The Birmingham Health Innovation Campus (BHIC), is offering up to 130,000 sq ft of lab and office space during its first development phase.

BHIC will have three floors dedicated to the Precision Health Technology Accelerator (PHTA), providing 17,000 sq ft of incubation and collaboration space.

The region also has a number of established life sciences and collaboration spaces, including Birmingham Research Park, University of Wolverhampton Science Park and University of Warwick Science Park.

Meanwhile, Longbridge is offering freehold and leasehold development opportunities for life sciences manufacturing and office spaces in a town setting.

Anil says: “We know that the younger generation looking to get into science don’t want to drive around the motorway to get to work. They’re far more environmentally-conscious.

“They want to work in a more urban type of setting with proximity to good quality living and entertainment, making places like Longbridge ideal for successfully recruiting the right type of talent.

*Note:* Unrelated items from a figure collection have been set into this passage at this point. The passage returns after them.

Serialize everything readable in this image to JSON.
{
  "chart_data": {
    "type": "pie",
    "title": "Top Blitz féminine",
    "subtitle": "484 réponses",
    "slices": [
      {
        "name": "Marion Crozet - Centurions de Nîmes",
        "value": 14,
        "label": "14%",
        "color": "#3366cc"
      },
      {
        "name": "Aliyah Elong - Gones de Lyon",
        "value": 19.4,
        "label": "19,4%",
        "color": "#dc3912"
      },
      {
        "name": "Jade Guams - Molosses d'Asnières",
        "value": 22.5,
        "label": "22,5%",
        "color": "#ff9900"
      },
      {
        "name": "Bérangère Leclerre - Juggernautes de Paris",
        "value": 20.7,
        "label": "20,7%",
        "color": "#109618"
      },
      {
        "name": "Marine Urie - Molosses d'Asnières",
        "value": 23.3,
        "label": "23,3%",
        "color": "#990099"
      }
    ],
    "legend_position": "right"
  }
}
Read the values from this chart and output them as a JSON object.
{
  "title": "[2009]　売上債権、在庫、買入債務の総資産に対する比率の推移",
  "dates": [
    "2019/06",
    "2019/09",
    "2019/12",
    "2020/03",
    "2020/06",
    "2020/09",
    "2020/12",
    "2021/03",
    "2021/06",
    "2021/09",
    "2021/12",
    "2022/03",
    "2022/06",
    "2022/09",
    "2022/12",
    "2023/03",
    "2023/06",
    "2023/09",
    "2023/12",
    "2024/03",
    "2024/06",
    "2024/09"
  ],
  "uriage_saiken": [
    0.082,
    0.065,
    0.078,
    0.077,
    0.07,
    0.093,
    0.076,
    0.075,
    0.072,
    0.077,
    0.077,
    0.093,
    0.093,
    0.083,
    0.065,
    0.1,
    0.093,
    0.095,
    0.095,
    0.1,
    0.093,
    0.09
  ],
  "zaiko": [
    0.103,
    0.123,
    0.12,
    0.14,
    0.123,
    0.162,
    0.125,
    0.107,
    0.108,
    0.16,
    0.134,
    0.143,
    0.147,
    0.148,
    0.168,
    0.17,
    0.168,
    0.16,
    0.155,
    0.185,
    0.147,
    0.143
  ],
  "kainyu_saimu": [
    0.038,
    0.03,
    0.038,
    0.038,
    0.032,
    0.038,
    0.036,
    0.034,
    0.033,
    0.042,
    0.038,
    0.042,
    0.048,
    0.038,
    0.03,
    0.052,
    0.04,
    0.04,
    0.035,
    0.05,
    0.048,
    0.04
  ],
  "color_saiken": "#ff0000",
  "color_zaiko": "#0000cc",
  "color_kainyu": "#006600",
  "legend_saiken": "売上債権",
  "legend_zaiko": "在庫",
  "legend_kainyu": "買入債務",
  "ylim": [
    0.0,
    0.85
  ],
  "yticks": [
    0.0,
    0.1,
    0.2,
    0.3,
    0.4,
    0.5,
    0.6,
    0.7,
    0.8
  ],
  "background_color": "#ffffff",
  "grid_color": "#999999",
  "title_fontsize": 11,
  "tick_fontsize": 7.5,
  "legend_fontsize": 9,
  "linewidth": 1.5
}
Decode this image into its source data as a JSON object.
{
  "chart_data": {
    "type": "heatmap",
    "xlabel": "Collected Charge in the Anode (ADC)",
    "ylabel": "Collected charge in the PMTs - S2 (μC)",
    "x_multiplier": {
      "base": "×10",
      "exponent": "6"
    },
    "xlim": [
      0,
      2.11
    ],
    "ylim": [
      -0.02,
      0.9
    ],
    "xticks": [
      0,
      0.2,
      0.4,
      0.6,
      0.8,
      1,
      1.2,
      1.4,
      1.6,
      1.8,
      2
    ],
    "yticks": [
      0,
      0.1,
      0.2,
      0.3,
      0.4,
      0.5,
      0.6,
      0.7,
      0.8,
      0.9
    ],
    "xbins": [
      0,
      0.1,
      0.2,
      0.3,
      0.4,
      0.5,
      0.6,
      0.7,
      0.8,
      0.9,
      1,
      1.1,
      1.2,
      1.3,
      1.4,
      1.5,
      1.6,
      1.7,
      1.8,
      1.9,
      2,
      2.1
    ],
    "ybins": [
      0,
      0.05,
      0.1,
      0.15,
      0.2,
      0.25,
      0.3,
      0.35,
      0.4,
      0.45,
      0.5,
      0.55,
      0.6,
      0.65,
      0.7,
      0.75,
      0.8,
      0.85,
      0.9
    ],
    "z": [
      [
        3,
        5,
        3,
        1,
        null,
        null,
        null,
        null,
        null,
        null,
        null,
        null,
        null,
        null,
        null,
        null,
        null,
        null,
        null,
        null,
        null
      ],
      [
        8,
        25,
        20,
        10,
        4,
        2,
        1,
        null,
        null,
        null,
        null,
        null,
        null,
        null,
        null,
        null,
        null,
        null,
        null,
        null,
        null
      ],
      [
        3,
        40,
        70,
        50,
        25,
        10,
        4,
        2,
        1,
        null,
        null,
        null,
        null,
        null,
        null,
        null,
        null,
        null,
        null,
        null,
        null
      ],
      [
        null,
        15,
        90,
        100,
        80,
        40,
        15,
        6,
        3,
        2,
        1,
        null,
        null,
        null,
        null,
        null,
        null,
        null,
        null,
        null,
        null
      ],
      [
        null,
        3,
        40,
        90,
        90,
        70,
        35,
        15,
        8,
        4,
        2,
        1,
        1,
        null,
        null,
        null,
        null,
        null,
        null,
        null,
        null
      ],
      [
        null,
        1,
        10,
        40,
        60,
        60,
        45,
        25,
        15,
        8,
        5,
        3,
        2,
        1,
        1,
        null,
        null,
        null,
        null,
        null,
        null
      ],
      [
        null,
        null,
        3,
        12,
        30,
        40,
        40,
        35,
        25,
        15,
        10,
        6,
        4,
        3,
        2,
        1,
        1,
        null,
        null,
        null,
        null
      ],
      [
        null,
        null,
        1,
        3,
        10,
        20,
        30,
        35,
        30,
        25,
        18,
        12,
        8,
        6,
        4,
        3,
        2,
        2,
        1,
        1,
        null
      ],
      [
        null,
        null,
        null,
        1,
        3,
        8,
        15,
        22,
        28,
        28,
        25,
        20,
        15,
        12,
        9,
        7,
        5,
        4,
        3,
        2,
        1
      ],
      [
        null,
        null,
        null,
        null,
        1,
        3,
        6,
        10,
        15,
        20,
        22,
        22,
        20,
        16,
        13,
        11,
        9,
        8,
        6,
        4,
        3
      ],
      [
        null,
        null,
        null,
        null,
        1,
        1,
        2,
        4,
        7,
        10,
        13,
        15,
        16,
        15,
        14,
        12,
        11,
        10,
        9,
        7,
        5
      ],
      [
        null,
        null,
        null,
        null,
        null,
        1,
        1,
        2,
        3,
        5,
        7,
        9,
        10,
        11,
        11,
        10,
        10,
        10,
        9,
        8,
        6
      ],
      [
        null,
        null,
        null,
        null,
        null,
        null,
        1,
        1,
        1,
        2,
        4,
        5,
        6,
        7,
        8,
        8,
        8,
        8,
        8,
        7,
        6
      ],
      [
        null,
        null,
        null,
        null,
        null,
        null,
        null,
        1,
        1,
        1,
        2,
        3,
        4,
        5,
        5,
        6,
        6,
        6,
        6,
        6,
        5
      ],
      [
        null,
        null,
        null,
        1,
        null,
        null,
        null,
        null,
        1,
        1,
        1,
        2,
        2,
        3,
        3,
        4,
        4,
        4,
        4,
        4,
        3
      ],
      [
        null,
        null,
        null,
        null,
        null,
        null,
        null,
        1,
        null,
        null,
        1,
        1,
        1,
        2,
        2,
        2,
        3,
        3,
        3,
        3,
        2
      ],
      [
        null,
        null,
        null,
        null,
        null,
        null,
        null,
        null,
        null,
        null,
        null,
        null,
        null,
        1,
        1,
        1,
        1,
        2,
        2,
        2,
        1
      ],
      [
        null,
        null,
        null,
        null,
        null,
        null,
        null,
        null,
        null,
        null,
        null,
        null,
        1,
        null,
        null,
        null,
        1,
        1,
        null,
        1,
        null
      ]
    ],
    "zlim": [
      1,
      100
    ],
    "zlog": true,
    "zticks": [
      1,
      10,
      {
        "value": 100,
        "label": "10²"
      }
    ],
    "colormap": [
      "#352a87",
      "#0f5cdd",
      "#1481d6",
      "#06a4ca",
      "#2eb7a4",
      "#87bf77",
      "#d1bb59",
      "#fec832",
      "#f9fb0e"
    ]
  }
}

“Another city centre development that is coming online now is Curzon Wharf, which is going to be offering up 130,000 sq ft of office, R&D and life sciences space.

“So overall, there’s a lot going on across the region in terms of life sciences activities and potential property opportunities.”

Anil Vaidya

Dated stereotypes about science and lab space mean opportunities like those in the West Midlands are being missed, Anil says.

The image of ‘bespectacled people in lab coats crowded around benches’ does not reflect the diverse demands of science R&D and manufacturing today.

Innovations in med tech and digital health are more often developed on desktop computers in air conditioned offices and light industrial spaces than in giant wet or dry labs.

Anil adds: “Those stereotypes impact what the life sciences space could actually look like.”

The UK’s life sciences industry took a major hit in February this year when AstraZeneca (AZ) announced that it was to build its new manufacturing facility in Ireland.

AZ chief executive Pascal Soriot said that the UK lacked the manufacturing incentives and access to green energy needed to make it a global life sciences hub.

However, Anil believes that the UK still has plenty to offer large pharma companies willing to look beyond London, Oxford and Cambridge.

He says: “The West Midlands has access to brownfield sites that could accommodate for suitable manufacturing.

“In many cases supported by the West Midlands Combined Authority’s brownfield regeneration programme, there is a significant and growing pipeline of not just manufacturing space, but industrial developments with fantastic sustainability records, meeting the needs of modern and future occupiers.”

“So for the likes of large pharma companies in need of a space, we can help them find that outside of the Golden Triangle.”

WMGC has already brought a number of life sciences investments to the region following the success of last year’s UK House event.

The eight-day programme of trade and investment talks took place during the Commonwealth Games, hosted in Birmingham.

The investors were brought onto its Global Growth Programme, which offers a support package for international companies looking to grow in the region.

Anil says: “We were able to attract diagnostic and medical distribution companies in the six months following the Games.

“We now have ongoing conversations with life science companies having built up from that initial activity.”